Sur le département, les sols présentent dans de nombreux cas, une couche argileuse à faible profondeur plus ou moins perméable. La pluviométrie cumulée sur les mois de novembre à mars (300 à 400 mm) provoque un engorgement temporaire de ces sols. On parle de nappe perchée. Ces sols sont qualifiés d'hydromorphes. L'inventaire réalisé dans les années 1980 sur 110 communes de Loire-Atlantique met en évidence la présence dominante de terres hydromorphes sur environ 60 % de la surface agricole, soit 240 000 hectares sur le département (hors zones humides de bas fond). Pour une partie de ces terres, la mise en œuvre du drainage permet d'améliorer les conditions d'exploitation des parcelles.
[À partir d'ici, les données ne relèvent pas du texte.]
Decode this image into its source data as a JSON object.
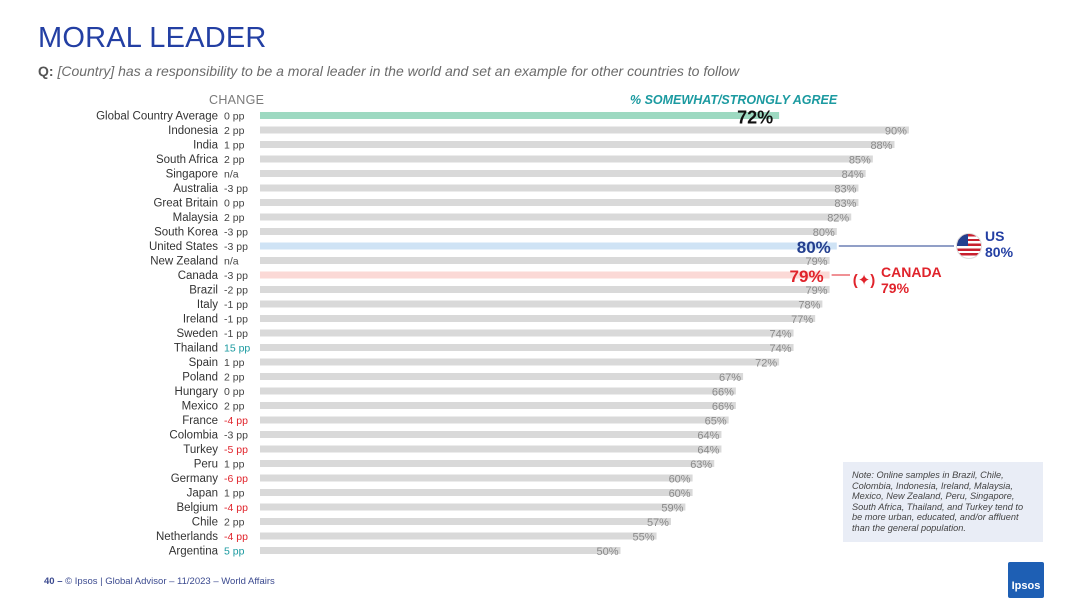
{
  "header": {
    "title": "MORAL LEADER",
    "question_prefix": "Q:",
    "question_text": "[Country] has a responsibility to be a moral leader in the world and set an example for other countries to follow",
    "change_header": "CHANGE",
    "agree_header": "% SOMEWHAT/STRONGLY AGREE"
  },
  "callouts": {
    "us_name": "US",
    "us_value": "80%",
    "canada_name": "CANADA",
    "canada_value": "79%",
    "us_flag_icon": "us-flag-icon",
    "canada_flag_icon": "canada-flag-icon"
  },
  "note": "Note: Online samples in Brazil, Chile, Colombia, Indonesia, Ireland, Malaysia, Mexico, New Zealand, Peru, Singapore, South Africa, Thailand, and Turkey tend to be more urban, educated, and/or affluent than the general population.",
  "footer": {
    "page": "40 –",
    "text": "© Ipsos | Global Advisor – 11/2023 – World Affairs"
  },
  "logo_text": "Ipsos",
  "colors": {
    "title": "#233fa3",
    "bar_default": "#d9d9d9",
    "bar_global": "#9dd9c1",
    "bar_us": "#cfe3f5",
    "bar_canada": "#fbd9d6",
    "change_positive": "#1b9aa0",
    "change_negative": "#e0232b",
    "change_neutral": "#444444"
  },
  "chart_data": {
    "type": "bar",
    "orientation": "horizontal",
    "xlim": [
      0,
      100
    ],
    "unit": "%",
    "categories": [
      "Global Country Average",
      "Indonesia",
      "India",
      "South Africa",
      "Singapore",
      "Australia",
      "Great Britain",
      "Malaysia",
      "South Korea",
      "United States",
      "New Zealand",
      "Canada",
      "Brazil",
      "Italy",
      "Ireland",
      "Sweden",
      "Thailand",
      "Spain",
      "Poland",
      "Hungary",
      "Mexico",
      "France",
      "Colombia",
      "Turkey",
      "Peru",
      "Germany",
      "Japan",
      "Belgium",
      "Chile",
      "Netherlands",
      "Argentina"
    ],
    "values": [
      72,
      90,
      88,
      85,
      84,
      83,
      83,
      82,
      80,
      80,
      79,
      79,
      79,
      78,
      77,
      74,
      74,
      72,
      67,
      66,
      66,
      65,
      64,
      64,
      63,
      60,
      60,
      59,
      57,
      55,
      50
    ],
    "value_labels": [
      "72%",
      "90%",
      "88%",
      "85%",
      "84%",
      "83%",
      "83%",
      "82%",
      "80%",
      "80%",
      "79%",
      "79%",
      "79%",
      "78%",
      "77%",
      "74%",
      "74%",
      "72%",
      "67%",
      "66%",
      "66%",
      "65%",
      "64%",
      "64%",
      "63%",
      "60%",
      "60%",
      "59%",
      "57%",
      "55%",
      "50%"
    ],
    "change": [
      "0 pp",
      "2 pp",
      "1 pp",
      "2 pp",
      "n/a",
      "-3 pp",
      "0 pp",
      "2 pp",
      "-3 pp",
      "-3 pp",
      "n/a",
      "-3 pp",
      "-2 pp",
      "-1 pp",
      "-1 pp",
      "-1 pp",
      "15 pp",
      "1 pp",
      "2 pp",
      "0 pp",
      "2 pp",
      "-4 pp",
      "-3 pp",
      "-5 pp",
      "1 pp",
      "-6 pp",
      "1 pp",
      "-4 pp",
      "2 pp",
      "-4 pp",
      "5 pp"
    ],
    "change_status": [
      "neutral",
      "neutral",
      "neutral",
      "neutral",
      "neutral",
      "neutral",
      "neutral",
      "neutral",
      "neutral",
      "neutral",
      "neutral",
      "neutral",
      "neutral",
      "neutral",
      "neutral",
      "neutral",
      "positive",
      "neutral",
      "neutral",
      "neutral",
      "neutral",
      "negative",
      "neutral",
      "negative",
      "neutral",
      "negative",
      "neutral",
      "negative",
      "neutral",
      "negative",
      "positive"
    ],
    "highlight": [
      "global",
      "",
      "",
      "",
      "",
      "",
      "",
      "",
      "",
      "us",
      "",
      "canada",
      "",
      "",
      "",
      "",
      "",
      "",
      "",
      "",
      "",
      "",
      "",
      "",
      "",
      "",
      "",
      "",
      "",
      "",
      ""
    ]
  }
}
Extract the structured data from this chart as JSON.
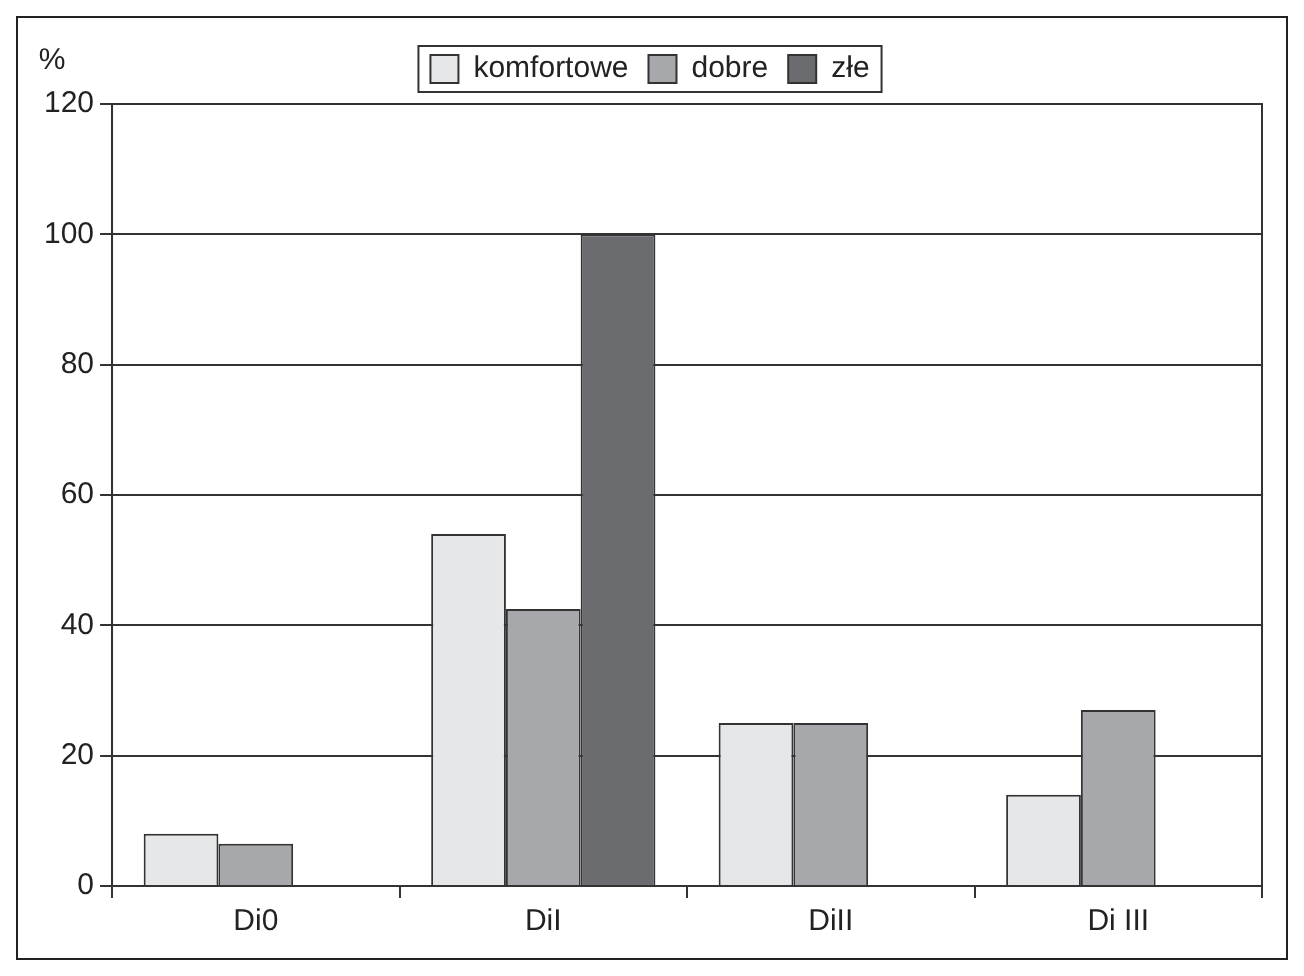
{
  "chart_data": {
    "type": "bar",
    "ylabel": "%",
    "categories": [
      "Di0",
      "DiI",
      "DiII",
      "Di III"
    ],
    "series": [
      {
        "name": "komfortowe",
        "color": "#e6e7e9",
        "values": [
          8,
          54,
          25,
          14
        ]
      },
      {
        "name": "dobre",
        "color": "#a7a8ab",
        "values": [
          6.5,
          42.5,
          25,
          27
        ]
      },
      {
        "name": "złe",
        "color": "#6b6c70",
        "values": [
          null,
          100,
          null,
          null
        ]
      }
    ],
    "ylim": [
      0,
      120
    ],
    "yticks": [
      0,
      20,
      40,
      60,
      80,
      100,
      120
    ],
    "grid": "y",
    "legend": "top"
  }
}
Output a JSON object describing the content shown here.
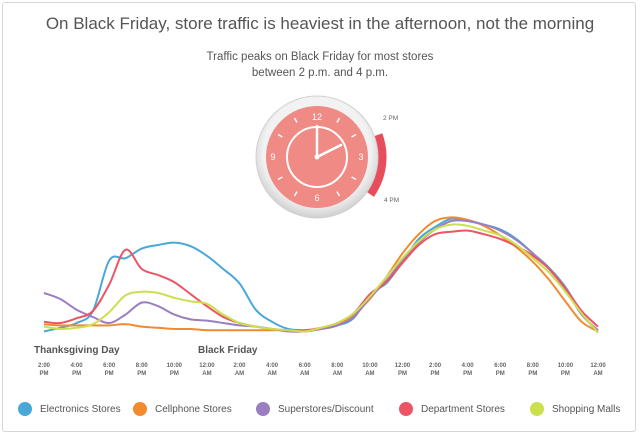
{
  "title": "On Black Friday, store traffic is heaviest in the afternoon, not the morning",
  "subtitle_line1": "Traffic peaks on Black Friday for most stores",
  "subtitle_line2": "between 2 p.m. and 4 p.m.",
  "clock": {
    "numbers": [
      "12",
      "3",
      "6",
      "9"
    ],
    "label_start": "2 PM",
    "label_end": "4 PM",
    "face_color": "#f08a84",
    "highlight_color": "#e84d5b"
  },
  "chart_data": {
    "type": "line",
    "title": "On Black Friday, store traffic is heaviest in the afternoon, not the morning",
    "xlabel": "",
    "ylabel": "",
    "day_labels": [
      "Thanksgiving Day",
      "Black Friday"
    ],
    "ticks": [
      {
        "top": "2:00",
        "bottom": "PM"
      },
      {
        "top": "4:00",
        "bottom": "PM"
      },
      {
        "top": "6:00",
        "bottom": "PM"
      },
      {
        "top": "8:00",
        "bottom": "PM"
      },
      {
        "top": "10:00",
        "bottom": "PM"
      },
      {
        "top": "12:00",
        "bottom": "AM"
      },
      {
        "top": "2:00",
        "bottom": "AM"
      },
      {
        "top": "4:00",
        "bottom": "AM"
      },
      {
        "top": "6:00",
        "bottom": "AM"
      },
      {
        "top": "8:00",
        "bottom": "AM"
      },
      {
        "top": "10:00",
        "bottom": "AM"
      },
      {
        "top": "12:00",
        "bottom": "PM"
      },
      {
        "top": "2:00",
        "bottom": "PM"
      },
      {
        "top": "4:00",
        "bottom": "PM"
      },
      {
        "top": "6:00",
        "bottom": "PM"
      },
      {
        "top": "8:00",
        "bottom": "PM"
      },
      {
        "top": "10:00",
        "bottom": "PM"
      },
      {
        "top": "12:00",
        "bottom": "AM"
      }
    ],
    "x": [
      0,
      1,
      2,
      3,
      4,
      5,
      6,
      7,
      8,
      9,
      10,
      11,
      12,
      13,
      14,
      15,
      16,
      17,
      18,
      19,
      20,
      21,
      22,
      23,
      24,
      25,
      26,
      27,
      28,
      29,
      30,
      31,
      32,
      33,
      34
    ],
    "ylim": [
      0,
      100
    ],
    "series": [
      {
        "name": "Electronics Stores",
        "color": "#4aa8d8",
        "values": [
          3,
          6,
          10,
          20,
          62,
          64,
          72,
          75,
          77,
          74,
          66,
          55,
          43,
          21,
          11,
          5,
          4,
          5,
          8,
          14,
          34,
          43,
          61,
          80,
          90,
          97,
          95,
          92,
          88,
          80,
          68,
          56,
          40,
          18,
          2
        ]
      },
      {
        "name": "Cellphone Stores",
        "color": "#f28a30",
        "values": [
          9,
          8,
          8,
          8,
          8,
          9,
          7,
          6,
          5,
          5,
          4,
          4,
          4,
          4,
          4,
          4,
          3,
          5,
          8,
          17,
          30,
          48,
          68,
          84,
          95,
          98,
          96,
          91,
          83,
          73,
          61,
          46,
          28,
          11,
          3
        ]
      },
      {
        "name": "Superstores/Discount",
        "color": "#9b7ec1",
        "values": [
          35,
          30,
          21,
          15,
          10,
          17,
          27,
          24,
          17,
          13,
          12,
          10,
          8,
          7,
          5,
          3,
          3,
          5,
          8,
          15,
          31,
          45,
          62,
          77,
          88,
          95,
          95,
          92,
          87,
          79,
          68,
          55,
          38,
          17,
          4
        ]
      },
      {
        "name": "Department Stores",
        "color": "#ec5564",
        "values": [
          11,
          10,
          14,
          20,
          42,
          71,
          55,
          50,
          44,
          34,
          24,
          15,
          10,
          7,
          5,
          4,
          4,
          6,
          10,
          18,
          34,
          44,
          60,
          75,
          84,
          86,
          87,
          84,
          80,
          74,
          66,
          55,
          39,
          20,
          7
        ]
      },
      {
        "name": "Shopping Malls",
        "color": "#ccdf4e",
        "values": [
          7,
          5,
          6,
          9,
          19,
          33,
          36,
          35,
          31,
          28,
          26,
          17,
          10,
          7,
          5,
          4,
          3,
          6,
          10,
          18,
          32,
          48,
          64,
          78,
          88,
          92,
          91,
          87,
          83,
          75,
          64,
          52,
          36,
          18,
          2
        ]
      }
    ]
  }
}
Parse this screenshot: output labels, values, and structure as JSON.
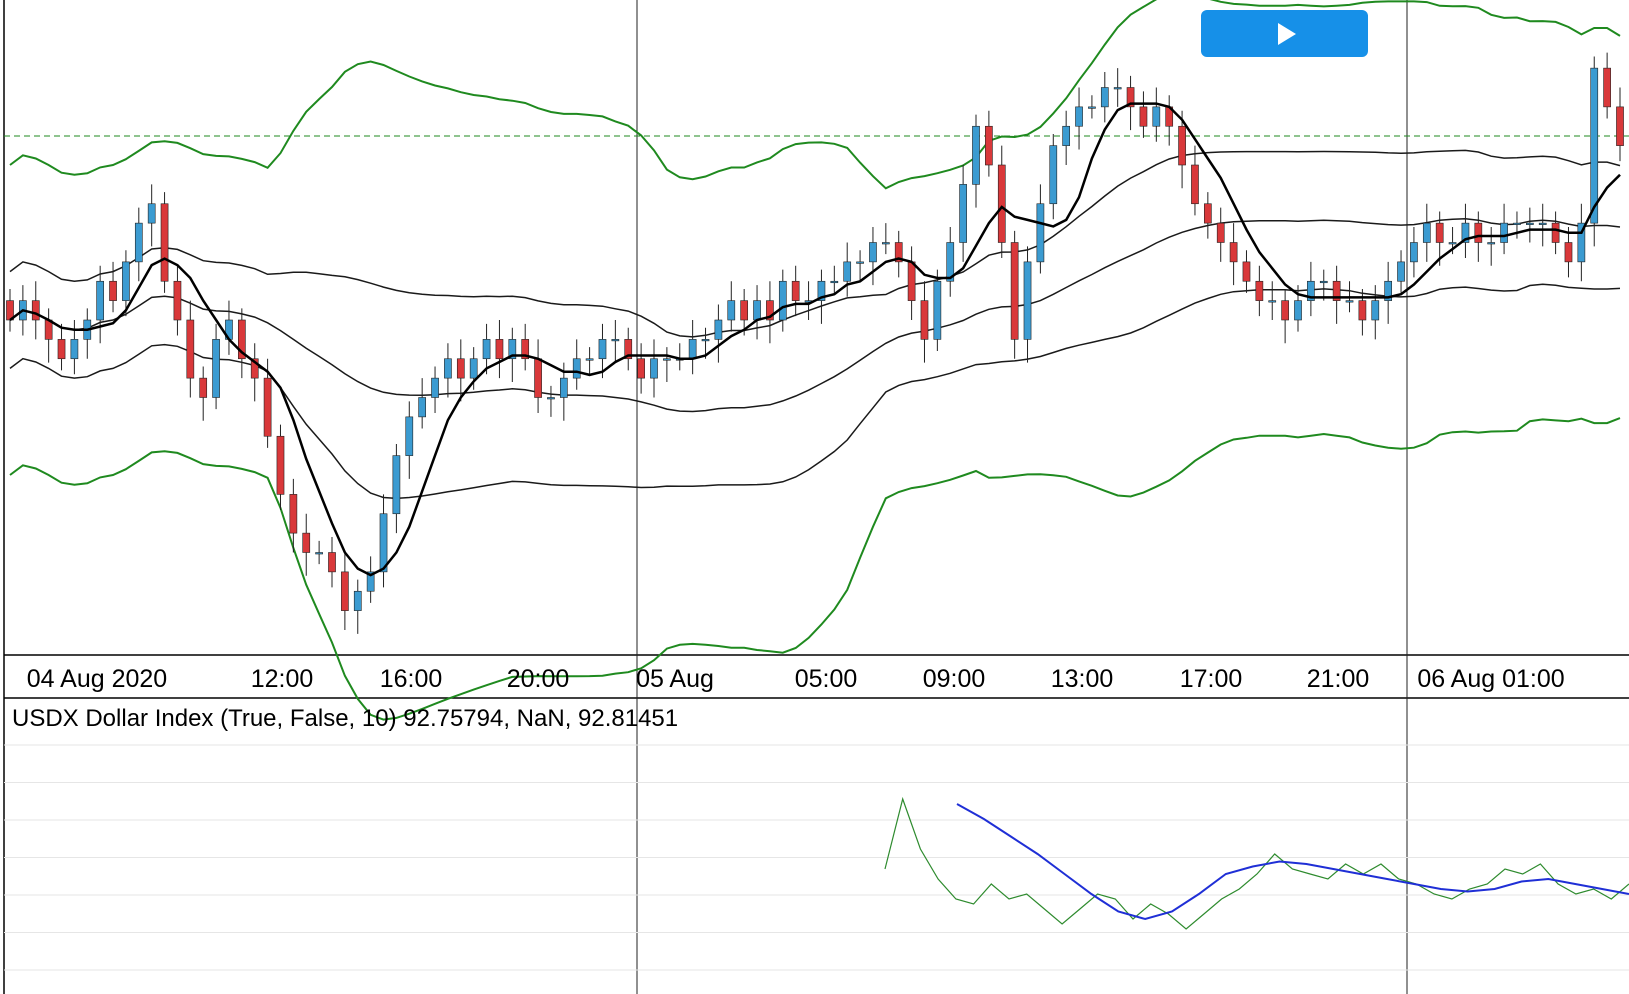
{
  "toolbar": {
    "play_icon": "play-icon",
    "accent": "#1690e8"
  },
  "colors": {
    "up_candle": "#3b9bd1",
    "down_candle": "#d9383a",
    "wick": "#222222",
    "band_outer": "#1f8a1f",
    "band_inner": "#1a1a1a",
    "ma": "#000000",
    "osc_fast": "#2e8b2e",
    "osc_slow": "#1f2fd6",
    "grid": "#e6e6e6",
    "session_line": "#222222"
  },
  "chart_data": [
    {
      "type": "candlestick",
      "xaxis": {
        "tick_labels": [
          "04 Aug 2020",
          "12:00",
          "16:00",
          "20:00",
          "05 Aug",
          "05:00",
          "09:00",
          "13:00",
          "17:00",
          "21:00",
          "06 Aug 01:00"
        ],
        "session_separators": [
          "05 Aug",
          "06 Aug"
        ]
      },
      "reference_level": 92.955,
      "yrange": [
        92.7,
        93.02
      ],
      "closes": [
        92.86,
        92.87,
        92.86,
        92.85,
        92.84,
        92.85,
        92.86,
        92.88,
        92.87,
        92.89,
        92.91,
        92.92,
        92.88,
        92.86,
        92.83,
        92.82,
        92.85,
        92.86,
        92.84,
        92.83,
        92.8,
        92.77,
        92.75,
        92.74,
        92.74,
        92.73,
        92.71,
        92.72,
        92.73,
        92.76,
        92.79,
        92.81,
        92.82,
        92.83,
        92.84,
        92.83,
        92.84,
        92.85,
        92.84,
        92.85,
        92.84,
        92.82,
        92.82,
        92.83,
        92.84,
        92.84,
        92.85,
        92.85,
        92.84,
        92.83,
        92.84,
        92.84,
        92.84,
        92.85,
        92.85,
        92.86,
        92.87,
        92.86,
        92.87,
        92.86,
        92.88,
        92.87,
        92.87,
        92.88,
        92.88,
        92.89,
        92.89,
        92.9,
        92.9,
        92.89,
        92.87,
        92.85,
        92.88,
        92.9,
        92.93,
        92.96,
        92.94,
        92.9,
        92.85,
        92.89,
        92.92,
        92.95,
        92.96,
        92.97,
        92.97,
        92.98,
        92.98,
        92.97,
        92.96,
        92.97,
        92.96,
        92.94,
        92.92,
        92.91,
        92.9,
        92.89,
        92.88,
        92.87,
        92.87,
        92.86,
        92.87,
        92.88,
        92.88,
        92.87,
        92.87,
        92.86,
        92.87,
        92.88,
        92.89,
        92.9,
        92.91,
        92.9,
        92.9,
        92.91,
        92.9,
        92.9,
        92.91,
        92.91,
        92.91,
        92.91,
        92.9,
        92.89,
        92.91,
        92.99,
        92.97,
        92.95
      ]
    },
    {
      "type": "line",
      "title": "USDX Dollar Index (True, False, 10) 92.75794, NaN, 92.81451",
      "series": [
        {
          "values": [
            0.42,
            0.7,
            0.5,
            0.38,
            0.3,
            0.28,
            0.36,
            0.3,
            0.32,
            0.26,
            0.2,
            0.26,
            0.32,
            0.3,
            0.22,
            0.28,
            0.24,
            0.18,
            0.24,
            0.3,
            0.34,
            0.4,
            0.48,
            0.42,
            0.4,
            0.38,
            0.44,
            0.4,
            0.44,
            0.38,
            0.36,
            0.32,
            0.3,
            0.34,
            0.36,
            0.42,
            0.4,
            0.44,
            0.36,
            0.32,
            0.34,
            0.3,
            0.36
          ]
        },
        {
          "values": [
            0.68,
            0.62,
            0.55,
            0.48,
            0.4,
            0.32,
            0.25,
            0.22,
            0.25,
            0.32,
            0.4,
            0.43,
            0.45,
            0.44,
            0.42,
            0.4,
            0.38,
            0.36,
            0.34,
            0.33,
            0.34,
            0.37,
            0.38,
            0.36,
            0.34,
            0.32
          ]
        }
      ]
    }
  ]
}
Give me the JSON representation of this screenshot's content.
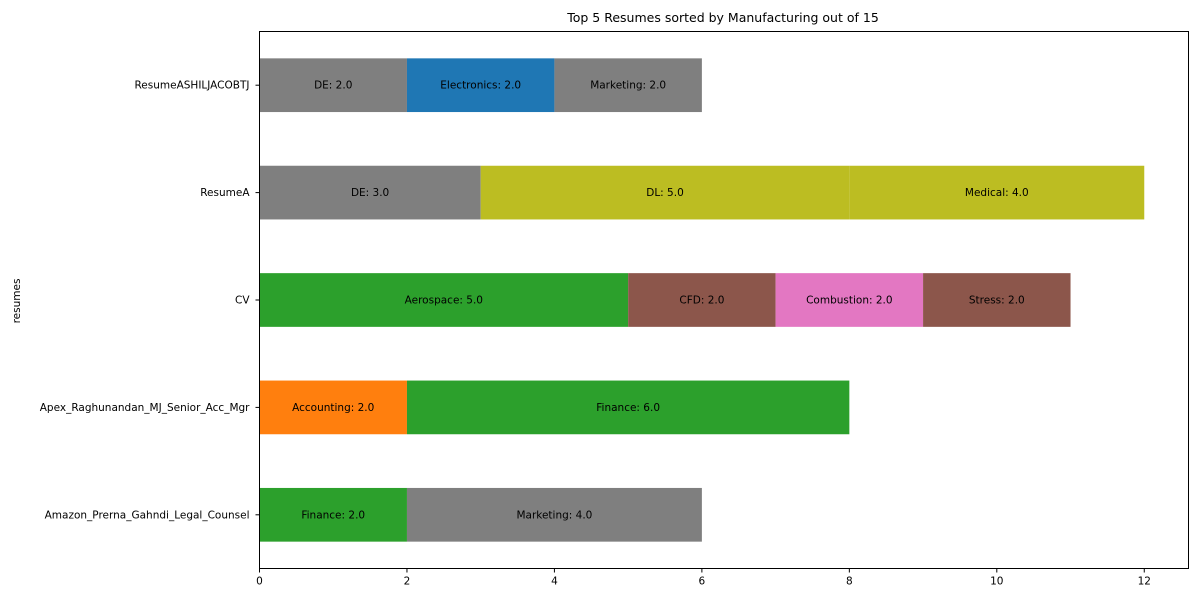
{
  "chart_data": {
    "type": "bar",
    "orientation": "horizontal",
    "stacked": true,
    "title": "Top 5 Resumes sorted by Manufacturing out of 15",
    "ylabel": "resumes",
    "xlabel": "",
    "xlim": [
      0,
      12.6
    ],
    "xticks": [
      0,
      2,
      4,
      6,
      8,
      10,
      12
    ],
    "grid": false,
    "legend": "none",
    "categories": [
      "ResumeASHILJACOBTJ",
      "ResumeA",
      "CV",
      "Apex_Raghunandan_MJ_Senior_Acc_Mgr",
      "Amazon_Prerna_Gahndi_Legal_Counsel"
    ],
    "rows": [
      {
        "category": "ResumeASHILJACOBTJ",
        "segments": [
          {
            "label": "DE: 2.0",
            "value": 2.0,
            "color": "#7f7f7f"
          },
          {
            "label": "Electronics: 2.0",
            "value": 2.0,
            "color": "#1f77b4"
          },
          {
            "label": "Marketing: 2.0",
            "value": 2.0,
            "color": "#7f7f7f"
          }
        ]
      },
      {
        "category": "ResumeA",
        "segments": [
          {
            "label": "DE: 3.0",
            "value": 3.0,
            "color": "#7f7f7f"
          },
          {
            "label": "DL: 5.0",
            "value": 5.0,
            "color": "#bcbd22"
          },
          {
            "label": "Medical: 4.0",
            "value": 4.0,
            "color": "#bcbd22"
          }
        ]
      },
      {
        "category": "CV",
        "segments": [
          {
            "label": "Aerospace: 5.0",
            "value": 5.0,
            "color": "#2ca02c"
          },
          {
            "label": "CFD: 2.0",
            "value": 2.0,
            "color": "#8c564b"
          },
          {
            "label": "Combustion: 2.0",
            "value": 2.0,
            "color": "#e377c2"
          },
          {
            "label": "Stress: 2.0",
            "value": 2.0,
            "color": "#8c564b"
          }
        ]
      },
      {
        "category": "Apex_Raghunandan_MJ_Senior_Acc_Mgr",
        "segments": [
          {
            "label": "Accounting: 2.0",
            "value": 2.0,
            "color": "#ff7f0e"
          },
          {
            "label": "Finance: 6.0",
            "value": 6.0,
            "color": "#2ca02c"
          }
        ]
      },
      {
        "category": "Amazon_Prerna_Gahndi_Legal_Counsel",
        "segments": [
          {
            "label": "Finance: 2.0",
            "value": 2.0,
            "color": "#2ca02c"
          },
          {
            "label": "Marketing: 4.0",
            "value": 4.0,
            "color": "#7f7f7f"
          }
        ]
      }
    ]
  }
}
Le drainage en Loire-Atlantique est organisé autour d'associations locales (ACDI) fédérées autour de l'Addila. Les opérations collectives de drainage conduites par les ACDI adhérentes à l'Addila se déroulent dans le cadre fixé par la charte du drainage collectif. Elles profitent alors du principe de solidarité financière qui gouverne la démarche, par la mutualisation du prix de revient des chantiers de drainage. Elles assurent également la prise en compte des préoccupations environnementales.
On confond couramment les terres hydromorphes de plateau et les zones humides de bas-fond. En Loire-Atlantique, les zones humides de bas-fond sont exclues des opérations de drainage collectif. Celles-ci font l'objet de mesures agro-environnementales spécifiques, (marais du Brivet, de Vilaine…).
Les agriculteurs qui choisissent de drainer leurs terres le font pour travailler dans de meilleures conditions, tout en respectant l'environnement.
M.B. est exploitant agricole à Legé (sud Loire), installé en production laitière. Il possède 47 hectares de terres dont 10 dévolus à la culture du maïs et 7 aux céréales. Sur l'ensemble de parcelles, 40 hectares ont été drainés.
Pourquoi avez-vous choisi le drainage ?
Nos terrains sont irréguliers. A certaines périodes de l'année, certaines zones sont très engorgées. Avec l'Association communale de drainage et d'irrigation (ACDI), j'ai fait drainer en deux fois 40 hectares de parcelles pour assainir le sol. Avant, dans certaines parcelles, les céréales étaient impossibles à cultiver. Depuis le drainage, je travaille sur la terre plus tôt, sans abîmer le sol. J'ai amélioré le rendement des cultures, je couvre mieux les besoins en paille.
Aujourd'hui, j'exploite l'herbe au maximum. Du 15 février au 30 juin, les bêtes sont au pâturage.
La portance des animaux sur le sol est meilleure. Leur piétinement ne matraque plus les sols, l'herbe n'est plus détériorée.
Désormais, la production de fourrage est meilleure. Nous pouvons sortir des volumes plus importants pour faire du stock au printemps. Dans ce secteur plus sec et plus chaud que dans le nord du département, c'est indispensable. Sans augmenter la surface, nous avons sécurisé notre système d'exploitation.